Arriving in Grants Pass, I was a stranger to cousins I had never known, and family history better left between the pages of history. Dad’s sister Ardith had two boys I liked; the youngest, Bud, a wild kid who loved to jump off the bridge at the park in Grants Pass, grew up to be a railroad engineer, and his brother Walter who became a worm farmer.
Aunt Hazel’s brother Uncle Charlie owned the pool hall in town where we went for ice cream, committed suicide one morning before work. I don’t recall with perfect clarity whether that was before or after we found out his daughter Doris was a prostitute.
All of these things were debated with great interest with Aunt Hazel’s dog Bounce, whom she swore could talk. Sitting out in the sheep barn with him we discussed Life’s great imponderables. Bounce was well known for carrying a basket of gladiolus at the head of the annual Caveman Parade.
In Grants Pass I temporarily changed my name to Arvie, sang in the jazz band, was on the debating team, found I was not good at team sports, fell in love again, and began to smoke cigarettes.

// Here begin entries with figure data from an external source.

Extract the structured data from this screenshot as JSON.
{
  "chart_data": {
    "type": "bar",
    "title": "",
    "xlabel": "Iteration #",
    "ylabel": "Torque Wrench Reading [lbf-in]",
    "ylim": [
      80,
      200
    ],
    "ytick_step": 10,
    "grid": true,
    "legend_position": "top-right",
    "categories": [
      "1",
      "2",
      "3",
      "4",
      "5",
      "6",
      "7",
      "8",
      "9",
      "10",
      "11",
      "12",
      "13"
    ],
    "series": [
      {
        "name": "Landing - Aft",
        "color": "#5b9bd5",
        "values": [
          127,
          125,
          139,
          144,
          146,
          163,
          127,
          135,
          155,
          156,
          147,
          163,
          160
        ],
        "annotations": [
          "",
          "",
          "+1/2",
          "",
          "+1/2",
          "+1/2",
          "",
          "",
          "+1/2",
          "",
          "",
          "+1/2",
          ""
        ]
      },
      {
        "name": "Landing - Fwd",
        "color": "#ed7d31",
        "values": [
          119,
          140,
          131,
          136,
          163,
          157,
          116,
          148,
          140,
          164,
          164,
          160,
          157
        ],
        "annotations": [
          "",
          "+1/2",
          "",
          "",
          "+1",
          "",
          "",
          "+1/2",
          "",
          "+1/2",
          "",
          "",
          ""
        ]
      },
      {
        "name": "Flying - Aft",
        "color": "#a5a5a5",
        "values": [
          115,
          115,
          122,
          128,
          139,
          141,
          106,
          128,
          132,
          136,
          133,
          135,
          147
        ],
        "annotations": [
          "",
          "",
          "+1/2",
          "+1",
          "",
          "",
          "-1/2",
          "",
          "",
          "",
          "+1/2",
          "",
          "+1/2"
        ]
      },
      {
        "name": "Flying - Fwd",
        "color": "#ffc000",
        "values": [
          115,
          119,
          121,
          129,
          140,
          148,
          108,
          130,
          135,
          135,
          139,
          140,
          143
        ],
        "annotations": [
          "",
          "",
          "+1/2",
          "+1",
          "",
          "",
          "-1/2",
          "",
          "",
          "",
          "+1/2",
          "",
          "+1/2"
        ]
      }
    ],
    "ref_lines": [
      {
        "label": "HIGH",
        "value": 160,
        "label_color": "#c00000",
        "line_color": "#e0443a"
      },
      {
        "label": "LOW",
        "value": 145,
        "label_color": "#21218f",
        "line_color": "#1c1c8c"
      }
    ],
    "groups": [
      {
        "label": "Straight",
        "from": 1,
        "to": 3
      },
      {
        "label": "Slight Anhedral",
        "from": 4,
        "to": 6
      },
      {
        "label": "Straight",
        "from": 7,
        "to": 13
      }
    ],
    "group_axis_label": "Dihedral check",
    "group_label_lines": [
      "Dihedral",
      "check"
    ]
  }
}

Once a week, sitting in a fire lookout on top of the mountain as enemy plane spotters, my girlfriend and I were enveloped in blue smoke as we puffed ill-gotten cigarettes, happily ignorant of health issues, our only fear of future consequences coming from our parents.
I was hired at the local soda fountain at fifteen, after assuring the owner I was sixteen and would bring proof soon. My new boss had at one time been a serious suitor of my Dad’s older sister, Aunt Arline. Though he asked again for my work permit, he did not pressure me and I was allowed keep scooping ice cream and making the skimpy tuna sandwiches he required. On good days I was permitted to help make the ice cream with another High School student, a boy who became another casualty of the War in another year.
The new sensation of being recognized because of my name in this town, gave rise to an unfamiliar sense of belonging. I began to understand the meaning of “home”.